As already mentioned, there are, of course, exceptions to the stereotype. Take Wallace Stevens, for instance (writer of The Emperor of Ice Cream, The Reader, and Thirteen Ways of Looking at a Blackbird). Not only did Stevens live to the geezerish age of 75, he was not of the ilk of bards who frittered and drank his time away, patiently waiting for the poetic muse to visit him.
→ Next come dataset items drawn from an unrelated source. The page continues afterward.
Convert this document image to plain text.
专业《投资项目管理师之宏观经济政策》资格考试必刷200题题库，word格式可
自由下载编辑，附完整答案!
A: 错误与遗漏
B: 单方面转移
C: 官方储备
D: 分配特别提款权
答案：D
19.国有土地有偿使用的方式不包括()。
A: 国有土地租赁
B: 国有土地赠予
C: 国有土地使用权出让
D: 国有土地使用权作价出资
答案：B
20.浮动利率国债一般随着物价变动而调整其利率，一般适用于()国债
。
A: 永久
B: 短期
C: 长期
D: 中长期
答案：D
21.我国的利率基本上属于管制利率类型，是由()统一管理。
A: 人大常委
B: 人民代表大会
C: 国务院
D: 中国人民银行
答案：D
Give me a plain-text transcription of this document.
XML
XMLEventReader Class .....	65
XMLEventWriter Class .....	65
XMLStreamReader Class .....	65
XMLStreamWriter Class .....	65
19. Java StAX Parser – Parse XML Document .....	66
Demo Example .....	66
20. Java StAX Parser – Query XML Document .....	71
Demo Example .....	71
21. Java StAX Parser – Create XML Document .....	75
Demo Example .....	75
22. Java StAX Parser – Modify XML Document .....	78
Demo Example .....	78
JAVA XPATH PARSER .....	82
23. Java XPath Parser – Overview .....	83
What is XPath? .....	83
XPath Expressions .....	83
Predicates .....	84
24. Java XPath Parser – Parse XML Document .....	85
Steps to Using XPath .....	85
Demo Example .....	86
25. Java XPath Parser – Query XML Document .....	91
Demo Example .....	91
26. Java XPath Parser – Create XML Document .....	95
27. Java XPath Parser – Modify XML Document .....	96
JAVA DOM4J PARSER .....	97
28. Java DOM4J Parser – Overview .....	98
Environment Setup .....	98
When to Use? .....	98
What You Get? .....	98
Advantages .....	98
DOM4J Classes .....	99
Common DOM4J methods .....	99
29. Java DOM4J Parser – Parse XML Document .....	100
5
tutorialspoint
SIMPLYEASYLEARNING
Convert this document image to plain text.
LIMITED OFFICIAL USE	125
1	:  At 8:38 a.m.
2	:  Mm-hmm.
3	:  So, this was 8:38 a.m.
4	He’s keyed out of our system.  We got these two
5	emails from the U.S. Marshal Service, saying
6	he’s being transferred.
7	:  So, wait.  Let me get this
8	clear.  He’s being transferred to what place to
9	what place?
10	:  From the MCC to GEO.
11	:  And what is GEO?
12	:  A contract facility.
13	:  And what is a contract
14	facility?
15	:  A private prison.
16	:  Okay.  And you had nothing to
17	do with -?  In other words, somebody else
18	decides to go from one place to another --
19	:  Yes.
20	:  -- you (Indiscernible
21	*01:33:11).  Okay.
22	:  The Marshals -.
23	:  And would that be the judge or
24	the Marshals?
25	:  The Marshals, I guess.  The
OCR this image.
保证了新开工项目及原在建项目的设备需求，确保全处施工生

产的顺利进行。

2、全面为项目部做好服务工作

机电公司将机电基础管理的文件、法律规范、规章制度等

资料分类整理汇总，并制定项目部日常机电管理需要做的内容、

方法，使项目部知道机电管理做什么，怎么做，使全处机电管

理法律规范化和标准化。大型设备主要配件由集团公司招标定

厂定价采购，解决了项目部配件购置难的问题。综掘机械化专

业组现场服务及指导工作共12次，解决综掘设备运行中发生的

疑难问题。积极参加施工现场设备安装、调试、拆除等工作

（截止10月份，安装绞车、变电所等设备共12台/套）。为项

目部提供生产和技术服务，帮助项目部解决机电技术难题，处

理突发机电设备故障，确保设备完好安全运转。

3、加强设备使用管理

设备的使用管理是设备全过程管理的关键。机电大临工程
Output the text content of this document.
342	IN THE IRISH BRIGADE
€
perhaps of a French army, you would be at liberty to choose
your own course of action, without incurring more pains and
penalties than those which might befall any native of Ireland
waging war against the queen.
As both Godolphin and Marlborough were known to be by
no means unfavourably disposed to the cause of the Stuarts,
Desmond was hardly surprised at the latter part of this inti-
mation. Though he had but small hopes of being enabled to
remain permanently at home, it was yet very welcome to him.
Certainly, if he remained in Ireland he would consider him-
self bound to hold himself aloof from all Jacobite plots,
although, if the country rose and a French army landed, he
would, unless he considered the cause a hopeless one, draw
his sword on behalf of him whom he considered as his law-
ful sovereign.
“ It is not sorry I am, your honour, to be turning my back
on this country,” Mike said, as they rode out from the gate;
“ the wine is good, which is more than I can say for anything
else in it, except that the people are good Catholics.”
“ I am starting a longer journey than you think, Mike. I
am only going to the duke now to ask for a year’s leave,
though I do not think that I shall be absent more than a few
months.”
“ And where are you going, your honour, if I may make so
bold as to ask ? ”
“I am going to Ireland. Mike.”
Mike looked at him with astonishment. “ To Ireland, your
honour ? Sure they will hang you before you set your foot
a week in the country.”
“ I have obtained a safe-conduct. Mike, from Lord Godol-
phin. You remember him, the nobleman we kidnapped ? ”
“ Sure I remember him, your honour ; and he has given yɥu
At Stevens’ day job, he was an Insurance Executive. What!?! That seems to be the most unpoetic job there could be. Did Stevens suffer from multiple-personality disorder? Stuffed shirt by day, modernist poet by night? Who woulda thunk it? Did he also write Thirteen Ways of Looking at Policyholders and recite it at executive meetings/slams in the ivory towers of the Hartford Accident and Indemnity Company? Did Wallace contribute to the corporation’s bottom line by advising the actuaries to make life insurance considerably more expensive for poets than for others?
After all, what is the most dangerous occupation of all: Fireman? Commercial Fisherman? International Spy? Or is it being a poet?